Sacramento city officials say the number of cellphone owners opting in jumped considerably this past year when the area was hit by flood threats. But, as of last week, only 20,000 cellphone users had signed up in a city of 384,000 adults. The city also has, it believes, about 52,000 working land lines on its emergency call list.

Sacramento city and the counties of Sacramento, Placer and Yolo have jointly teamed since 2013 on an emergency alert system. Those agencies plan to send a test alert out on Thursday to see how well the system works, and as a way of catching people’s attention and getting them to sign up. System sign-ups for residents in Sacramento, Placer and Yolo counties, as well as the city of Sacramento, are online at Sacramento-Alert.org.

“We’re not hiding the fact, we have been vocal that our registration is pretty low,” said Stephen Cantelme, Sacramento County emergency services official. “We have been trying to do outreach. The only times we see significant increases is when we have an incident, like the floods.”

This week’s wildfires contrast dramatically with the Oroville Dam crisis in Butte County in February. Butte officials had several days to warn residents about the potential of a dam failure. Although the evacuation order late afternoon on a Sunday was a surprise—just hours after dam operators said the structure was safe—it didn’t catch residents completely unaware.

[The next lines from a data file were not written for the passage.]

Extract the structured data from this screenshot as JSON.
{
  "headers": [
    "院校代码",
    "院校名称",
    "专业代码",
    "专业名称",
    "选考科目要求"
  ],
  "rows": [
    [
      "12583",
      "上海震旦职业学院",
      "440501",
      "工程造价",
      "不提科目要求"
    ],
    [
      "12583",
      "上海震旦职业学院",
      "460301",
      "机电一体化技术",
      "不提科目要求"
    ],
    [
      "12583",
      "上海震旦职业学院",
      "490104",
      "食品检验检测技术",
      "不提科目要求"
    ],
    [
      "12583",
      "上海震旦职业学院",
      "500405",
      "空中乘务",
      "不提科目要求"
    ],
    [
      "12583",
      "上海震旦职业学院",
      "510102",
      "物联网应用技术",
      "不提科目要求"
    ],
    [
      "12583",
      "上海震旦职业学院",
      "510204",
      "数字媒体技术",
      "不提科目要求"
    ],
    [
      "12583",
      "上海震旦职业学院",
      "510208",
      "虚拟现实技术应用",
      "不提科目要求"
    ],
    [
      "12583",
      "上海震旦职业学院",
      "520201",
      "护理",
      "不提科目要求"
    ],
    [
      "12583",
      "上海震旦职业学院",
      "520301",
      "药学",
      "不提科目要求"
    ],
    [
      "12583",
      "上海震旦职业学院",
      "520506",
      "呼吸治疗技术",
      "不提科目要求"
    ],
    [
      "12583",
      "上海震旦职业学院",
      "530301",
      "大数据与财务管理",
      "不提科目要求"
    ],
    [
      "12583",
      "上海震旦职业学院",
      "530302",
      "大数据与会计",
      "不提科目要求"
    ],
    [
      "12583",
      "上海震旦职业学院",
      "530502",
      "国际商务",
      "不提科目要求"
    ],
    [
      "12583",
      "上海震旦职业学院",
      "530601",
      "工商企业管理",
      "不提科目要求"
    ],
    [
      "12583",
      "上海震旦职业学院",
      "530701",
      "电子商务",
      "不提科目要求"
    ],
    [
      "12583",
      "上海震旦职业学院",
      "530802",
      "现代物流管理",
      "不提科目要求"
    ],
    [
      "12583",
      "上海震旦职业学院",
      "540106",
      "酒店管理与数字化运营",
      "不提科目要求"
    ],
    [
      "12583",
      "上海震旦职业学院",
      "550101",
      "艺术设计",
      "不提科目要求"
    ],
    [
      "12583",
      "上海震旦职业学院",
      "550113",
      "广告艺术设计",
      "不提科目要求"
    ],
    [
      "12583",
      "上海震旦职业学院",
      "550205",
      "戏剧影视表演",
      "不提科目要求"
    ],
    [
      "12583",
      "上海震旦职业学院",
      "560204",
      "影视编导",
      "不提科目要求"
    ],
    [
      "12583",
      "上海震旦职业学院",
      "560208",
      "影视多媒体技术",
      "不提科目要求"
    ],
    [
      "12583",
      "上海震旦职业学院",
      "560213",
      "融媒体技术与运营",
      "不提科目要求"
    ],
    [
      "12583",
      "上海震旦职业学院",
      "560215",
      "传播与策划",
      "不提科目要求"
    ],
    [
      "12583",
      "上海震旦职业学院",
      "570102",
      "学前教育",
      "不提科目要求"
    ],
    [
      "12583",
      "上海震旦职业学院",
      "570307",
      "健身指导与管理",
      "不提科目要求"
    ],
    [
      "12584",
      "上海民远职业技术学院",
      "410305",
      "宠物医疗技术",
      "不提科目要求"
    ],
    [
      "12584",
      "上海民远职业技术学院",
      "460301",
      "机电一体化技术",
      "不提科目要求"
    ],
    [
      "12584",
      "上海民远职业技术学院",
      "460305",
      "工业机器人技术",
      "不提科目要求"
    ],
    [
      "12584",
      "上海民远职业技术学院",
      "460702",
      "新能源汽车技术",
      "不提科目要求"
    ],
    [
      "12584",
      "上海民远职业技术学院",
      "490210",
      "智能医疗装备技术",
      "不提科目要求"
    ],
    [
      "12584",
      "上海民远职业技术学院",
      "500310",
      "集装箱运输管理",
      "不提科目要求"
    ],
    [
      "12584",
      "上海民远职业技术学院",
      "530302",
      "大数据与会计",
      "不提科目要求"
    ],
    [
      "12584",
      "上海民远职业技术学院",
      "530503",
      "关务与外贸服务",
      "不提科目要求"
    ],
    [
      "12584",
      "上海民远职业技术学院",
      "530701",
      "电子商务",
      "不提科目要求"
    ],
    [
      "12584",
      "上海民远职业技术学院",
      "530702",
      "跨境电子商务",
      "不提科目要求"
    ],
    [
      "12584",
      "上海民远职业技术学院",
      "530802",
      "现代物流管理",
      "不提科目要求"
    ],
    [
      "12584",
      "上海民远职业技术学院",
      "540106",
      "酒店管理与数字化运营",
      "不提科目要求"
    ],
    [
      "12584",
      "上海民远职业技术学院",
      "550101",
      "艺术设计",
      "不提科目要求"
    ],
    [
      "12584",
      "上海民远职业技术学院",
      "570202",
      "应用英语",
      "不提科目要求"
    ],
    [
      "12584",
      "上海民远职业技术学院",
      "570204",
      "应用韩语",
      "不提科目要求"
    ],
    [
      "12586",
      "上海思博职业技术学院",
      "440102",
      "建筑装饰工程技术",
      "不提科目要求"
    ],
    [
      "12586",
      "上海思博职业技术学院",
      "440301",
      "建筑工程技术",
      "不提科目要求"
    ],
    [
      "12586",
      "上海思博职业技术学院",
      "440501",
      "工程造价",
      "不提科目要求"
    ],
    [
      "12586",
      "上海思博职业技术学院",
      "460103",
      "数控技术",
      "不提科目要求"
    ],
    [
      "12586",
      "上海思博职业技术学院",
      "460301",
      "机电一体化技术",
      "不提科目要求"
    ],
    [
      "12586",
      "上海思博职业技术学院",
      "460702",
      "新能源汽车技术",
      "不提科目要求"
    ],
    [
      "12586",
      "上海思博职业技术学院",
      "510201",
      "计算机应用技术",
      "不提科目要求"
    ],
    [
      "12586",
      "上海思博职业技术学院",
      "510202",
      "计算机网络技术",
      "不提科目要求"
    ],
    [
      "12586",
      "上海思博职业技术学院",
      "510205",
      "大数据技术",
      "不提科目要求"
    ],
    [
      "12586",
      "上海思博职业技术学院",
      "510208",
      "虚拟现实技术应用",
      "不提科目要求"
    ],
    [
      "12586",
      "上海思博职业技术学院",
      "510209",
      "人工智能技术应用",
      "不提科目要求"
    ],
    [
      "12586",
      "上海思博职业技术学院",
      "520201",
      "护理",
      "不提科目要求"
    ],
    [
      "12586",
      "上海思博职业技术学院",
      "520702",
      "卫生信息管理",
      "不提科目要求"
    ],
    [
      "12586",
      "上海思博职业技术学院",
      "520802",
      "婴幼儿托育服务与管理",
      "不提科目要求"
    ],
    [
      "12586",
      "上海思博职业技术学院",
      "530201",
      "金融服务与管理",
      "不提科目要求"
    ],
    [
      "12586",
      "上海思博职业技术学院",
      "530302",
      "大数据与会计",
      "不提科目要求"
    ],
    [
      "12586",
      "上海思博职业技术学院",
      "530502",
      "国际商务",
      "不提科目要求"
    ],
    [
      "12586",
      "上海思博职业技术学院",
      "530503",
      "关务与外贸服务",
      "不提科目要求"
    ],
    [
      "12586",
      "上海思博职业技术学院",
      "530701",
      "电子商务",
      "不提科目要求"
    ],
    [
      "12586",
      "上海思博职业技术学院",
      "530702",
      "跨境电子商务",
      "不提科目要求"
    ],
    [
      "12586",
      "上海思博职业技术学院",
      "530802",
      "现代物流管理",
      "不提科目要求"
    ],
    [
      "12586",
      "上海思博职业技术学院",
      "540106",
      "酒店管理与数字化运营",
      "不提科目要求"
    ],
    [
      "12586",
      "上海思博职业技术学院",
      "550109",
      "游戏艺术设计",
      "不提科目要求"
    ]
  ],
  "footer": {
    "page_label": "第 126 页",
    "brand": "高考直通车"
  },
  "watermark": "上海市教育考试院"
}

“Everybody knew there was something going on,” said Miranda Bowersox, spokeswoman for the Butte County Sheriff’s Department. “People knew there was a situation.”

The county’s CodeRED phone alert system, coupled with widespread news media and county social media alerts, led to an evacuation that evening that caused traffic jams, but overall “went about as well as could be expected,” she said.

In contrast, most of Monday’s fires appear to have ignited Sunday night around 10 p.m. after many people went to sleep, and flames sprinted into residential areas after midnight. Some cellphone owners turn their phones off at night, officials said, and others may sleep through the beeps and rings. Even if they left their phones on, this week’s fires knocked some cellphone towers out of commission, creating service blackout areas.

Given those shortcomings, McEldowney of Placer County said residents must take some responsibility for monitoring their own safety amid natural disasters.

“A couple of years ago, in the wake of a fire ... we had a community meeting, and there was a resident who was upset because she didn’t get notified,” McEldowney said. “Some of her other neighbors got notified by a Placer alert.”

Even when emergency personnel are on the street with sirens blaring, though, some people freeze up and refuse to believe what is happening, he said.

“If you smell smoke, if you see fire, if the sheriff’s deputies are running up and down the street, telling people to go ... if you see your neighbor leaving on the left, your neighbor leaving on the right, your neighbor across the street leaving, it’s time to go.”